What Is Rickets in Kids?

Rickets is a childhood disease that occurs due to the lack of vitamin D and poor nutrition. Rickets makes bones of the hands, feet, and spine softened and even deformed. Children rickets is a social disease, because it is associated with unfavorable life conditions. Despite the improvement in the current level of child care, the disease remains a serious danger to children aged 6-18 months.

What Causes Rickets?

Calcium and phosphorus exchanges are disturbed, and it disrupts bone formation and growth, leads to the nervous system and internal organs’ malfunctioning.

How to Provide the Kid with Sufficient Vitamin D?

Vitamin D is so necessary a component that nature has come up with the easiest way of its production – it is produced in the skin when exposed to sunlight. A half-hour stay in the fresh air with an open face and hands provides the kid with a daily amount of vitamin D.

Other Factors Causing Rickets

The genetic defect – hypophosphatemic rickets – is a rare genetic disorder, which reduces phosphate absorption by the kidney. Phosphate levels in the blood are very low, which results in bone softening.

Kidney, liver and gastrointestinal tract diseases may cause problems with vitamin absorption, which leads to rickets.

Rickets Symptoms & Signs

There are many circumstances when there is lack of vitamin D in the body. It happens when:

  • the baby is born during the cold season
  • it spends little time in the sun
  • it rains a lot during the year
  • the baby is fed by maladapted mixtures and cow milk
  • the baby was born prematurely, from a young or aged mother
  • in case of abnormal pregnancy or childbirth complications.

The rickets symptoms are:

  • bone pain
  • soft bones
  • brittle bones
  • costochondral knobs (bony growths on the arms and legs)
  • Harrison’s groove (chest deformity in the form of a cross recess located under the diaphragm)
  • low levels of calcium in the blood (hypocalcemia)
  • shin deviation (knee bulge)
  • craniotabes (skull softening)
  • head flattening – the neck can become flat
  • spine, pelvis and skull deformation
  • varus deformity of the knee – the child’s legs are bent and take the form of the letter X
  • tetany – convulsions, which may involve the entire body
  • wrist extension
  • flattening of the tummy due to improper development of the abdominal muscles
  • alopecia
  • the baby does not sleep or shudders while sleeping, startled by the slightest sounds; it sweats heavily, its sweat has a strong distinct sour smell.

Rickets Treatment

If you do not treat rickets, your baby’s bones get more susceptible to fractures and injuries. In severe cases of rickets, bones may become deformed.
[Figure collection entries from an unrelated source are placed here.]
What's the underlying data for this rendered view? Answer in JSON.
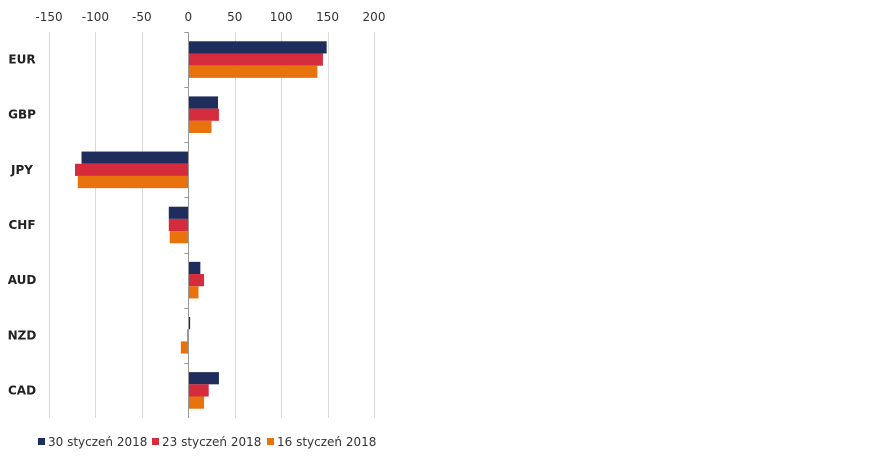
{
  "chart_data": {
    "type": "bar",
    "orientation": "horizontal",
    "categories": [
      "EUR",
      "GBP",
      "JPY",
      "CHF",
      "AUD",
      "NZD",
      "CAD"
    ],
    "series": [
      {
        "name": "30 styczeń 2018",
        "color": "#1f2d5c",
        "values": [
          149,
          32,
          -115,
          -21,
          13,
          2,
          33
        ]
      },
      {
        "name": "23 styczeń 2018",
        "color": "#d42c3c",
        "values": [
          145,
          33,
          -122,
          -21,
          17,
          -1,
          22
        ]
      },
      {
        "name": "16 styczeń 2018",
        "color": "#e8720c",
        "values": [
          139,
          25,
          -119,
          -20,
          11,
          -8,
          17
        ]
      }
    ],
    "xlim": [
      -150,
      200
    ],
    "xticks": [
      -150,
      -100,
      -50,
      0,
      50,
      100,
      150,
      200
    ],
    "xtick_labels": [
      "-150",
      "-100",
      "-50",
      "0",
      "50",
      "100",
      "150",
      "200"
    ],
    "x_axis_position": "top",
    "grid": "vertical",
    "legend_position": "bottom",
    "title": "",
    "xlabel": "",
    "ylabel": ""
  }
}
Rickets should be treated under medical supervision. Key measures:

  • The child is given calcium, phosphate and vitamin D.
  • Ultraviolet radiation is appointed, but during this procedure vitamin D is temporarily canceled.
  • During the treatments special therapeutic massage is made.
  • Doctors appoint a diet of vitamin D-rich foods: eggs, fish oil, and juices. It is especially needed to monitor the child’s diet when rickets is a consequence of malnutrition.
  • In genetic rickets doctors prescribe phosphorus-containing drugs and hormones, which include vitamin D.
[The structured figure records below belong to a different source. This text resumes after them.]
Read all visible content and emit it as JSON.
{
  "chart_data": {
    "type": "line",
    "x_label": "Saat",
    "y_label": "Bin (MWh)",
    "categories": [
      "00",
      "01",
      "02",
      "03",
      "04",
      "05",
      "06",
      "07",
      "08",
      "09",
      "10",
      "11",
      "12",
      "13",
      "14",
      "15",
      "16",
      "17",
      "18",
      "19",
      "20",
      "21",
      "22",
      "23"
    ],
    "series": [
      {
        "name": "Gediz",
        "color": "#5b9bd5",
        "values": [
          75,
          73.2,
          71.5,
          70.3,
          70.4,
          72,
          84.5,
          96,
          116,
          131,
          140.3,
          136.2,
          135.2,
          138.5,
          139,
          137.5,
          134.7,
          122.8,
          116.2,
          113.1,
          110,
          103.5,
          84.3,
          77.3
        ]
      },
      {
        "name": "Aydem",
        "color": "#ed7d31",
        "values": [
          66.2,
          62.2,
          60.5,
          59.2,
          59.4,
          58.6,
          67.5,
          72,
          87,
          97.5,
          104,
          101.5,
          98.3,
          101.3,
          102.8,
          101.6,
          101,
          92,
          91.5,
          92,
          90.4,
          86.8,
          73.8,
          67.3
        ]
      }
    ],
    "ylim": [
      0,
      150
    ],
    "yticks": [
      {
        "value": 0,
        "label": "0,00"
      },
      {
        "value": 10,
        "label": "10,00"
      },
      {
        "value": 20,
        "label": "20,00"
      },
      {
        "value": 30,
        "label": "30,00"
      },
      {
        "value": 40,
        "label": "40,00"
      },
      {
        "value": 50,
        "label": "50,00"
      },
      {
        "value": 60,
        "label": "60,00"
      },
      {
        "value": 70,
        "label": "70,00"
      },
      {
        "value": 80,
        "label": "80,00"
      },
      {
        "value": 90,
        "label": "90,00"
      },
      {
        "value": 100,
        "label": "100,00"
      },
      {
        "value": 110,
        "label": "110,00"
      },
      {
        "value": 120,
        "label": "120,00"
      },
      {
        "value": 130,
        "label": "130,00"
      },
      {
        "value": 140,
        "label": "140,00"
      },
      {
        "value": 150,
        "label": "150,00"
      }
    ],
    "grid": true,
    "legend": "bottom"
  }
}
Tips on How to Avoid Rickets in Children

The disease was known long in ancient times. By the 15-16 centuries rickets has become a fairly common condition among young children living in large European cities.
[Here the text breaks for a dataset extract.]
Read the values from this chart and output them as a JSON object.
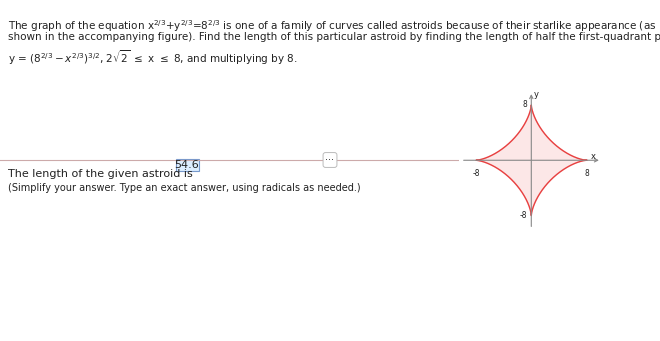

It is important to eat right during pregnancy, and spend much time outdoors. When a child is born, vitamin D should be prescribed by a pediatrician. If a kid gains weight intensively – a kilogram a month or more –the baby’s nutrition should be supplemented with calcium, no less than 500 mg per day. It is necessary to walk with your baby for at least 2-3 hours a day in any weather.